MICRO-ABRASIVE WEAR BEHAVIOUR OF LOW-TEMPERATURE PLASMA CARBURIZED AISI 420 MARTENSITIC STAINLESS STEEL

摘要

Experiments were carried out aiming to study the influence of micro-abrasive wear test variables and plasma treatment parameters, on the tribological characteristics of low-temperature plasma carburized AISI 420 steel. The first part of this study was conducted in order to evaluate the influence of abrasive particle size, normal load and counter body rotation speed on carburized sample wear behavior;;and the second part was conducted in order to evaluate the treatment temperature and time effect on carburized samples wear behavior. Plasma carburizing treatments were performed at 8 and 12 h, for temperatures ranging from 350 to 500°C;;and at constant temperatures of 400°C for times between 12 to 48h, and for 450°C for times of 4 to 16h. Micro-abrasive wear test were performed by mean of a calowear ball-cratering equipment using a polished ball of AISI 52100 steel rotating at 80, 120 and 160 rpm, for sliding distances from 2.6 to 104.2 m. Alumina abrasive particles with sizes of 0.05, 0.3 and 1.0 μm were employed. The normal loads applied on this study were 0.1, 0.3 and 0.5 N. Carburized sample was characterized by mean of OM, XRD and hardness measurements. Worn crater characteristics were evaluated by confocal laser microscopy. Results showed that the transient wear regime prevails along the outer layer length (composed by Fe_3C and α'c), and the steady-state wear stabilizes in the diffusion layer region (composed by a'c).

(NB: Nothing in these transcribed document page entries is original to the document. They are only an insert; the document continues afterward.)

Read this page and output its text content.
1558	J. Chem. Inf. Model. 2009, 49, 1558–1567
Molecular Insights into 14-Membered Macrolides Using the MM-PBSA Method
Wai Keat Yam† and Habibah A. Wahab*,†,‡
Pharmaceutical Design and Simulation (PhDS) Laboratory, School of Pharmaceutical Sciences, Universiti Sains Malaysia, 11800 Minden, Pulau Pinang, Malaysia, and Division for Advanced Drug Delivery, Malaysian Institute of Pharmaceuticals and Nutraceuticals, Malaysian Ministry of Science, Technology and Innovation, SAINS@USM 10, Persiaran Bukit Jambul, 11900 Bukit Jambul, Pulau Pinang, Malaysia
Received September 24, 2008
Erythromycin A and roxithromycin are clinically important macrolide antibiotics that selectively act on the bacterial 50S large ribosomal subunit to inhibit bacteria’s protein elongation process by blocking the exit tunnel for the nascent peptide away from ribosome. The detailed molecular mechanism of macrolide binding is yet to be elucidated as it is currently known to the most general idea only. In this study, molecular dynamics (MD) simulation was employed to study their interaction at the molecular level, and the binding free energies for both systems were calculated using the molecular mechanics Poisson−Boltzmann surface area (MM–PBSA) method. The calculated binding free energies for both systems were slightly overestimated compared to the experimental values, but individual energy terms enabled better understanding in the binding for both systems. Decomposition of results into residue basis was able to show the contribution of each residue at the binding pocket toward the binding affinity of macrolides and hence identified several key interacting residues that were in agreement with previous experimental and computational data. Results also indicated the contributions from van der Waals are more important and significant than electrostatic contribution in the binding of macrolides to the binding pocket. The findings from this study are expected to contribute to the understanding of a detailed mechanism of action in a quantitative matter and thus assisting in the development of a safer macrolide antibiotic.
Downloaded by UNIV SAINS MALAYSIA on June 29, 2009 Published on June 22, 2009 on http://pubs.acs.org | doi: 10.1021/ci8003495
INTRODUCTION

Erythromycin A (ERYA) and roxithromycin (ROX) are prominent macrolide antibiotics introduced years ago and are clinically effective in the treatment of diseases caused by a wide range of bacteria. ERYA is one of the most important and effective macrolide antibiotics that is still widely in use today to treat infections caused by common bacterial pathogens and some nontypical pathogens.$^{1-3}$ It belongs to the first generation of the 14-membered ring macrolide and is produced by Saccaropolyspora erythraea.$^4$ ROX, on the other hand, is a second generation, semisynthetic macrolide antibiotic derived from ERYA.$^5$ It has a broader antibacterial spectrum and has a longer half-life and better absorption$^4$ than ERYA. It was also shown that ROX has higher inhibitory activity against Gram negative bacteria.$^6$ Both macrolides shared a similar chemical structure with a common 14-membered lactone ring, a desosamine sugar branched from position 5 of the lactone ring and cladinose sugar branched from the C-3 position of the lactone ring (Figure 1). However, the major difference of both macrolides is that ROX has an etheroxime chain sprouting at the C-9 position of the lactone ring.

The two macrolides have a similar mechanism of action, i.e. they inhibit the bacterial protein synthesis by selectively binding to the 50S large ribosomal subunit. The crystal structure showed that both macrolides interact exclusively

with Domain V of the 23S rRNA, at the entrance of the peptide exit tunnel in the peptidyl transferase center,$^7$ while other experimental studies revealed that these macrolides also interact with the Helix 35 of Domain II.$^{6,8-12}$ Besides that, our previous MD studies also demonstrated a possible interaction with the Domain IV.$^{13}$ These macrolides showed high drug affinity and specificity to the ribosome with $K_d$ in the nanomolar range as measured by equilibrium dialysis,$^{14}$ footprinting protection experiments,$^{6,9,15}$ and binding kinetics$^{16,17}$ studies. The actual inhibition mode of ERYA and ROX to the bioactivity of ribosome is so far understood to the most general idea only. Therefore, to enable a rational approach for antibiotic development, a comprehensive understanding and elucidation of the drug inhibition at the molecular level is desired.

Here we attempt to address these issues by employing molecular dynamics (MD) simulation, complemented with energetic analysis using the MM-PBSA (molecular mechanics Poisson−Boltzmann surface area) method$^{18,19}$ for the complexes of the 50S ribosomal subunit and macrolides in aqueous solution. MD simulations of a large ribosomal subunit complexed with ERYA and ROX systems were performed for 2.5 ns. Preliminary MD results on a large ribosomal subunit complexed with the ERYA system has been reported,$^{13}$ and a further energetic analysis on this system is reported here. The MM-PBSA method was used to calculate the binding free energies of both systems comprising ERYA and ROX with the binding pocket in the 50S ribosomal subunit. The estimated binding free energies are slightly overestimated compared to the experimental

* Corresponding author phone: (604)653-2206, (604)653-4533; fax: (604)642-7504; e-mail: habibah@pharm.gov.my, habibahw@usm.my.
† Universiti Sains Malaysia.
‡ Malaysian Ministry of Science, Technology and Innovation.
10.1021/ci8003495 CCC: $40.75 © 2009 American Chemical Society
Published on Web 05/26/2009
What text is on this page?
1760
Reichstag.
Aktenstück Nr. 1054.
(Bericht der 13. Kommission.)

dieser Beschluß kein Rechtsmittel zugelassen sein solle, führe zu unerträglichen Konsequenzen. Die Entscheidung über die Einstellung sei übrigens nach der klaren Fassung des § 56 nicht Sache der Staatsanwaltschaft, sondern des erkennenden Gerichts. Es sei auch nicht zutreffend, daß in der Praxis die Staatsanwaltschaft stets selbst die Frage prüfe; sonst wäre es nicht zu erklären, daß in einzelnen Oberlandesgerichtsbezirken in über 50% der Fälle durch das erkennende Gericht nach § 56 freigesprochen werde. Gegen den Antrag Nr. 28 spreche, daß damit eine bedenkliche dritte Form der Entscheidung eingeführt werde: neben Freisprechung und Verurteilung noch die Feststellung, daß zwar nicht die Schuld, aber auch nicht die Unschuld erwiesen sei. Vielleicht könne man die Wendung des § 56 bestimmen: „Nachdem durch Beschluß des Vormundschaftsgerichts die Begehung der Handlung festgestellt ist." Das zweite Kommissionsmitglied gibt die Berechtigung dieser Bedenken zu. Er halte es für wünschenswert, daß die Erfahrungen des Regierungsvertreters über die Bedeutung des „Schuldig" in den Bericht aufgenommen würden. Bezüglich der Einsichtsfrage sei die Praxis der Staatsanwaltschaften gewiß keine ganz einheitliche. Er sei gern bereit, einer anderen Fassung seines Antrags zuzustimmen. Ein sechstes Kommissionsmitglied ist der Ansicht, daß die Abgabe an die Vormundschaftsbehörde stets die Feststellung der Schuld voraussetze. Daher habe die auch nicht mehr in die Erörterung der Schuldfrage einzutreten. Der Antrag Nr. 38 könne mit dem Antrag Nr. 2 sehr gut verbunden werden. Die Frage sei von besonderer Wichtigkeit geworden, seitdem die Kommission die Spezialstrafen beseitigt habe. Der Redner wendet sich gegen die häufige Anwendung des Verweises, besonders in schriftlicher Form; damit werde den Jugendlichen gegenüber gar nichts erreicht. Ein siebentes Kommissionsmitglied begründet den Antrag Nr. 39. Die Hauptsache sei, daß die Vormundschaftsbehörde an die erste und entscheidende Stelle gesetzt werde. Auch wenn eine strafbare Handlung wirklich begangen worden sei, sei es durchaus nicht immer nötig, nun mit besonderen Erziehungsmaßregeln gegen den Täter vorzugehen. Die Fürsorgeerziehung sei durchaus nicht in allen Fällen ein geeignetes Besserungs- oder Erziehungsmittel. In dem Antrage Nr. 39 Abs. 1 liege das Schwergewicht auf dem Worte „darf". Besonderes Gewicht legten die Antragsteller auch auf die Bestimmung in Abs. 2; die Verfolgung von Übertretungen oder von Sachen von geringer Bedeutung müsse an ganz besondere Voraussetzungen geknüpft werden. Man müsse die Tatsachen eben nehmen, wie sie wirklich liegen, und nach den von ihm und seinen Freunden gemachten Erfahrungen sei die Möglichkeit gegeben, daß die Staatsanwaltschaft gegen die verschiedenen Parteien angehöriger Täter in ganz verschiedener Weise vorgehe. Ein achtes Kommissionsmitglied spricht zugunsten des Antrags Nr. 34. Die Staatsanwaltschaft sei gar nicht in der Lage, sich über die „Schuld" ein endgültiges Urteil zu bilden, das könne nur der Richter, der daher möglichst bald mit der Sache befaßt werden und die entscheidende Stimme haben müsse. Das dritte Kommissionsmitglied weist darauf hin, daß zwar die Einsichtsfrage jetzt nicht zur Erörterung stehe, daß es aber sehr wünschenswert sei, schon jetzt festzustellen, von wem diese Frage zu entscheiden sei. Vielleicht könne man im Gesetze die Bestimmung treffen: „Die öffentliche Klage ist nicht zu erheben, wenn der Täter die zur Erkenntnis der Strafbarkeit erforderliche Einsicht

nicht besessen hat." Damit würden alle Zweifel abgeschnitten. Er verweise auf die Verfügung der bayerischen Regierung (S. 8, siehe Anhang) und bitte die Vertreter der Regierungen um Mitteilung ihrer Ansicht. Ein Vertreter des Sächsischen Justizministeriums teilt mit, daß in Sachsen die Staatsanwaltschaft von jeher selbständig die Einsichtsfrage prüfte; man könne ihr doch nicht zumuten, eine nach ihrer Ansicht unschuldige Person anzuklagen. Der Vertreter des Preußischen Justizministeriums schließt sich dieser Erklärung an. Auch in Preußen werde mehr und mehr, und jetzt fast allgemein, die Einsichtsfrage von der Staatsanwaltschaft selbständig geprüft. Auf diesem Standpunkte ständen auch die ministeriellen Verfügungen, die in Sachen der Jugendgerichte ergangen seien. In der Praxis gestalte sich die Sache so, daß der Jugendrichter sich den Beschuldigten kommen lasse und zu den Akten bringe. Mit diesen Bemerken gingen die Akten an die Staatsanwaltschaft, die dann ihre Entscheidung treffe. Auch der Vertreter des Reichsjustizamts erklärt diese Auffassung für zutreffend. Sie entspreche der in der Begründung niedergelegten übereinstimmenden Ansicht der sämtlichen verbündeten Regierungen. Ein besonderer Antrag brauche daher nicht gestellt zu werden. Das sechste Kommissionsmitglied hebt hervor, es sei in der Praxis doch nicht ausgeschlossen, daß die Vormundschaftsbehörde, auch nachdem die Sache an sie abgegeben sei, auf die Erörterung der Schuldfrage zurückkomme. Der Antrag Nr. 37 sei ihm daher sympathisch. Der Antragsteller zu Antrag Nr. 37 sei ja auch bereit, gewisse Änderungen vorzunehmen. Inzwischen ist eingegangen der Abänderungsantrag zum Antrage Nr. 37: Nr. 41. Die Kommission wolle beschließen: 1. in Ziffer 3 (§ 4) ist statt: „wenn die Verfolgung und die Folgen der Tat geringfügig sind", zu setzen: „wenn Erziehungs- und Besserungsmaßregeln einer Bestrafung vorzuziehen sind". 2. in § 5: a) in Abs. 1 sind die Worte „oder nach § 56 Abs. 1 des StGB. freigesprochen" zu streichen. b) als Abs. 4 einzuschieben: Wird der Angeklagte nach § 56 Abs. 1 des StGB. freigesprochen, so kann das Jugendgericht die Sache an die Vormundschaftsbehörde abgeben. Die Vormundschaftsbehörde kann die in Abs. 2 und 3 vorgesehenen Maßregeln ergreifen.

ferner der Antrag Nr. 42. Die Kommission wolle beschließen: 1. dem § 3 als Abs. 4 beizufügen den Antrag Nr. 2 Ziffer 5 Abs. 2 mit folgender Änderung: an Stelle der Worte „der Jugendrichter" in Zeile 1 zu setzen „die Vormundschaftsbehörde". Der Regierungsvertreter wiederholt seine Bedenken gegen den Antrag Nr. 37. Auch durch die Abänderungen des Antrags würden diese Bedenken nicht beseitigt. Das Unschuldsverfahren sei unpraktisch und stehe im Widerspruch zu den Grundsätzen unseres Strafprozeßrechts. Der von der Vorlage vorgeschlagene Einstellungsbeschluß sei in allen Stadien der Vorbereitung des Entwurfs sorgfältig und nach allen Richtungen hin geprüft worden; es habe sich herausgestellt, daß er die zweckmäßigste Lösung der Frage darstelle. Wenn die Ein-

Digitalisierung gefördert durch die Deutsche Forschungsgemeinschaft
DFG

It was verified that the wear rate and wear coefficient decreases with treatment temperature in the range of 350-450°C and increase for 500°C. It was also verified that the wear rate and wear coefficient decreases with treatment time in the range of 12-36 h (for 400°C cycle) and 4-12 h (for 450°C cycle), and increase for larger treatment times due the chromium carbide precipitation. It was also found that the wear coefficient increases with the increase of abrasive particle size, and decrease with the increase in counter body rotation speed and normal load. Lastly, the analysis of the worn craters indicates the occurrence of grooving and micro-rolling abrasion wear mechanisms.